Repeated dose toxicity: via oral route - systemic effects (target organ) cardiovascular / hematological: lymph nodes; urogenital: kidneys

Justification for classification or non-classification

Repeated dose toxicity, oral

The results of the NTP study (1994) and the study performed by Dietz et al. (1992) are not contradictory, and in both investigations similar target organs of toxicity were found and no differences in susceptibility of gender was seen. Therefore, it could safely be stated that the calculation of an average value, using the NOAELs for male and female rats coming from the NTP and the Dietz studies, is considered to be a valid approach for the classification and labelling discussion. The results are as follows:

(i)                  Dietz et al. (1992): NOAEL of 61 mg Ba/kg bw/d in male rats and 81 mg/kg bw/d in female rats

(ii)                NTP (1994): NOAEL of 110 mg Ba/kg bw/d in male rats and 115 mg Ba/kg bw/d in female rats

No classification and labelling of barium hydroxide according to regulation (EC) 1272/2008 as specific target organ toxicant (STOT) – repeated exposure, oral is necessary, since the guidance value for a Category 1 classification of C<10 mg Ba(OH)2/kg bw/day, and the guidance value for a Category 2 classification of 10 <C <100 mg Ba(OH)2/kg bw/day are not met. Based on a “weight of evidence” approach the mean NOAEL for sub-chronic toxicity is 75.5 mg BaS/kg bw/d.

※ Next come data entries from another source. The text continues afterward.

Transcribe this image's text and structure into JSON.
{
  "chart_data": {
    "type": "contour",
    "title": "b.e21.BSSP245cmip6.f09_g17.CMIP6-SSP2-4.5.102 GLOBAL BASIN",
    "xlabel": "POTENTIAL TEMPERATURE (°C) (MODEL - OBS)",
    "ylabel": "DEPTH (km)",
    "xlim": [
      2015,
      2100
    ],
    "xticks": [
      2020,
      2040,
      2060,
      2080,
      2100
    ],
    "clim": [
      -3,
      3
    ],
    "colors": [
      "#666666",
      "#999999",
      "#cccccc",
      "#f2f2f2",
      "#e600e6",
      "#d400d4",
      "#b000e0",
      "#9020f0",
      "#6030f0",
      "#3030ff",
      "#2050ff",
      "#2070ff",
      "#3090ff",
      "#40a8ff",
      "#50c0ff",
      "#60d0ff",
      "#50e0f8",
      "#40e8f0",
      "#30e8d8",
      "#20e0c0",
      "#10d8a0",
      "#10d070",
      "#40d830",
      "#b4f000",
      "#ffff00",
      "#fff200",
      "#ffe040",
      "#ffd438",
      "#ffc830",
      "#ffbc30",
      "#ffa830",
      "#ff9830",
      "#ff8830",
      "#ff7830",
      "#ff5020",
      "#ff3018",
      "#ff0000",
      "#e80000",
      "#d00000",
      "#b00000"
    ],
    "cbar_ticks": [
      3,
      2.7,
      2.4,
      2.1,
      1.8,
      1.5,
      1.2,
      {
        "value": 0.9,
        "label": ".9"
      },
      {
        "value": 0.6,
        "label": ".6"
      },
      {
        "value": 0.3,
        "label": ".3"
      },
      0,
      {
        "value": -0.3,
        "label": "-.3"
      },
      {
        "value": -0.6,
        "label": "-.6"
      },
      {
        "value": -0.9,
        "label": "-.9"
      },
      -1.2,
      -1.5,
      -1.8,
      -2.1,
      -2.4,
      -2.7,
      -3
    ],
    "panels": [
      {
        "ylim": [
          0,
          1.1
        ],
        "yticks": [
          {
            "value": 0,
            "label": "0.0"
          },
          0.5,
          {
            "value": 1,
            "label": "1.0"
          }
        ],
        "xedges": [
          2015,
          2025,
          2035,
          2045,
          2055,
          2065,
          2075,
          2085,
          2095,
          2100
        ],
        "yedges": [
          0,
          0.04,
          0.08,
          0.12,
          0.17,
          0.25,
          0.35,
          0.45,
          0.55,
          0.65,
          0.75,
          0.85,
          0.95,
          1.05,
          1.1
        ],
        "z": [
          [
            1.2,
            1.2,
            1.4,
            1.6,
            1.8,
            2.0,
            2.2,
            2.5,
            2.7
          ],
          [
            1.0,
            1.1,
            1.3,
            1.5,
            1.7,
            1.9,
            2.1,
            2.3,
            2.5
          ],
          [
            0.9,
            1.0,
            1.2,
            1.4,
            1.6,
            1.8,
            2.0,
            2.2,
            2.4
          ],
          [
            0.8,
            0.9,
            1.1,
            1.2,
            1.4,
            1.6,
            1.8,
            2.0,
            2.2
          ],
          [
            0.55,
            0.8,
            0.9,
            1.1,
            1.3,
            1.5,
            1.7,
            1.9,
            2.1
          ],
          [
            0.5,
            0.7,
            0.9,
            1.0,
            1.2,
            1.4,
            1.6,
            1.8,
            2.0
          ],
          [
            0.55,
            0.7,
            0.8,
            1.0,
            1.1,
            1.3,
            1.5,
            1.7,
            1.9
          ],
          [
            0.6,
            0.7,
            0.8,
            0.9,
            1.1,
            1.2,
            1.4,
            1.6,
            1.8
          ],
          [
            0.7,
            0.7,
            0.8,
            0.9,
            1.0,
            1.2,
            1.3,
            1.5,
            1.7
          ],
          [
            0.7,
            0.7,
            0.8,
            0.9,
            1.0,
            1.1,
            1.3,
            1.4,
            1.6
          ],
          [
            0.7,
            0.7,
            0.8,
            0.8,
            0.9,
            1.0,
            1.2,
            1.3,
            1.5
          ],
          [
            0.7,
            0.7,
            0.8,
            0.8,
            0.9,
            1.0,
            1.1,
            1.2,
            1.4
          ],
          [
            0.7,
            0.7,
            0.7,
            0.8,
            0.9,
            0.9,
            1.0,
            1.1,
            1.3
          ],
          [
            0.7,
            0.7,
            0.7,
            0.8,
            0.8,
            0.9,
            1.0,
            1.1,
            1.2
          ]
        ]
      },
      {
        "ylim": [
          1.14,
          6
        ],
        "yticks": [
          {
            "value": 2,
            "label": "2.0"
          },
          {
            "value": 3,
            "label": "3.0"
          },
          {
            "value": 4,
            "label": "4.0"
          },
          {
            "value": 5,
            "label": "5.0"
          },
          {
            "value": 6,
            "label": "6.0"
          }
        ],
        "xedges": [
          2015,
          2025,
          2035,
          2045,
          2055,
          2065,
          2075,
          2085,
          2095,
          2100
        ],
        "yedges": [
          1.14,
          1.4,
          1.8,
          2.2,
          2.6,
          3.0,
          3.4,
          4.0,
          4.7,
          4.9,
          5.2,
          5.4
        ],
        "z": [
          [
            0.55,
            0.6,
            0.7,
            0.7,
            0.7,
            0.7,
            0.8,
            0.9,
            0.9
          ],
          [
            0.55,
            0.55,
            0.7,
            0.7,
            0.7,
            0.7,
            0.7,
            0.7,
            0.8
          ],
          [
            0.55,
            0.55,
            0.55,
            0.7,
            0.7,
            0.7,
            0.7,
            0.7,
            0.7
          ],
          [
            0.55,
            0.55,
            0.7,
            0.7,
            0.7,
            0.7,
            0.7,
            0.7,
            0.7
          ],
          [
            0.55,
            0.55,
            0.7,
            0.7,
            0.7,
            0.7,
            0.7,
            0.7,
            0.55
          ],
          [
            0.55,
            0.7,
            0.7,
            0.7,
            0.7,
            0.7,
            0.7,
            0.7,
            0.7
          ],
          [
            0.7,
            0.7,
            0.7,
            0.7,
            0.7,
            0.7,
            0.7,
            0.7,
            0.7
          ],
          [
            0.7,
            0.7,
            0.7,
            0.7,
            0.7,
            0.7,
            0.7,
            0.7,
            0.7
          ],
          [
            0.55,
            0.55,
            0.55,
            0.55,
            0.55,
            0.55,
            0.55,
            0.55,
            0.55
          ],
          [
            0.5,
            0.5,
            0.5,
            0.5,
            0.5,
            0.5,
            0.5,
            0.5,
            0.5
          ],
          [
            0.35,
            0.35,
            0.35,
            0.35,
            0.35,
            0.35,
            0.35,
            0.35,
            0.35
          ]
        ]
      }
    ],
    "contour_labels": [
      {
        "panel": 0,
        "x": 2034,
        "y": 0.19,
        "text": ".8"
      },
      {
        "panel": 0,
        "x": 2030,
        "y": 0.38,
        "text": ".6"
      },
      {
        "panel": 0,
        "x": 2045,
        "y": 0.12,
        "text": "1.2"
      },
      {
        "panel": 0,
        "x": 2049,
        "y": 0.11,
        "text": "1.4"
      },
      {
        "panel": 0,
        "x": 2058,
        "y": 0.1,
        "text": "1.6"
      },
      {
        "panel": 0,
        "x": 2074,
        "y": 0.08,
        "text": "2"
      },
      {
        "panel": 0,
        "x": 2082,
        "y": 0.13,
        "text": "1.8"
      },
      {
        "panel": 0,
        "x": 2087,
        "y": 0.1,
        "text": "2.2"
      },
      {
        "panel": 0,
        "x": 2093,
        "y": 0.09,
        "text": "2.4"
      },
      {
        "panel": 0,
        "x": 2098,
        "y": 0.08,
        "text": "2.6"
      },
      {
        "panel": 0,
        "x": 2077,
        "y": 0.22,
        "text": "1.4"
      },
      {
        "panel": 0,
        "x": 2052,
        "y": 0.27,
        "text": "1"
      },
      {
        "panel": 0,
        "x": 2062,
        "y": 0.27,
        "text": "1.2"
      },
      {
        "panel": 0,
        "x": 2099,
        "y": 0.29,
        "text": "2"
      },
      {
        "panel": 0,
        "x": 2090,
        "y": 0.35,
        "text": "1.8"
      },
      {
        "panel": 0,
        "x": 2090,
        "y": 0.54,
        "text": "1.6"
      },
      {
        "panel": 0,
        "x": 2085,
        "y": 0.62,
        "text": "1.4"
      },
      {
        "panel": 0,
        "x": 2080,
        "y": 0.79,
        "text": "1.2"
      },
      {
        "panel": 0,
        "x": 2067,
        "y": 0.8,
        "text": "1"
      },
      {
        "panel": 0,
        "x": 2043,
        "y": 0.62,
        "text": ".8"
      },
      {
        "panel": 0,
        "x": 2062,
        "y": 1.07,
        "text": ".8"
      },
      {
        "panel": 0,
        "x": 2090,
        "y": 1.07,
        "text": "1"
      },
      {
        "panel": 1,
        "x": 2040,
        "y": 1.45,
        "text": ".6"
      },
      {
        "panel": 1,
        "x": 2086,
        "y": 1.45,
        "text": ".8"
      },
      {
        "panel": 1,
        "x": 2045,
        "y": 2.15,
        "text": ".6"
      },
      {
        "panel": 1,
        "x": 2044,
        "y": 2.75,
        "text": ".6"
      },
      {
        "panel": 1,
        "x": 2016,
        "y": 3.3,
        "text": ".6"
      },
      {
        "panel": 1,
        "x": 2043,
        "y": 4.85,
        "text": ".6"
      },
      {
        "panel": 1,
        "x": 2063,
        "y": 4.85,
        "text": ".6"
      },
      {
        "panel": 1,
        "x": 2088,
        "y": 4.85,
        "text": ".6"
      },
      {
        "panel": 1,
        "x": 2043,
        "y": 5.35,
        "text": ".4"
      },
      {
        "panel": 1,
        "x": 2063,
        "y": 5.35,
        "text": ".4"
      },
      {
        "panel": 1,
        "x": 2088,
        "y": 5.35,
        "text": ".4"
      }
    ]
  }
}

Repeated dose toxicity, dermal

(i) Based on physico-chemical properties of barium sulfide and the toxicokinetic behaviour (very limited penetration into the upper epithelial layers of the epidermis) there is no systemic risks to humans with respect to dermal exposure to sodium sulfide.

(ii) One may assume a conservative default of 1% for dermal absorption of barium sulfide, leading to the anticipation of a negligible toxicity via the dermal route.

(iii) No risk is expected for workers due to the fact that the substance is classified as corrosive (pH 12.4; 10 % solution) and risk management measures are in place (worker have to use sufficient gloves and protection equipment, see IUCLID section 11 “guidance on safe use”). Thus, skin contact is unlikely and therefore absorption through skin, if any, is only possible in case of an accident.

Thus, it may be concluded that there will be no systemic risks to humans with respect to dermal exposure to barium sulfide, and no classification for specific target organ toxicant (STOT) – repeated exposure, dermal is required.

Repeated dose toxicity, inhalation

According to regulation (EC) 1272/2008, a classification for specific target organ toxicity – repeated exposure shall be taken into account only when reliable evidence associating repeated exposure to the substance with a consistent and identifiable toxic effect demonstrates support for the classification. These adverse health effects include consistent and identifiable toxic effects in humans, or, in experimental animals, toxicologically significant changes which have affected the function or morphology of a tissue/organ, or have produced serious changes to the biochemistry or haematology of the organism and these changes are relevant for human health.

Since classification as corrosive to respiratory tract is proposed for barium sulfide and due to the lack of substance specific data for barium sulfide (animal welfare -- corrosive substance) no further classification for specific target organ toxicant (STOT) – repeated exposure, inhalation is required for barium sulfide.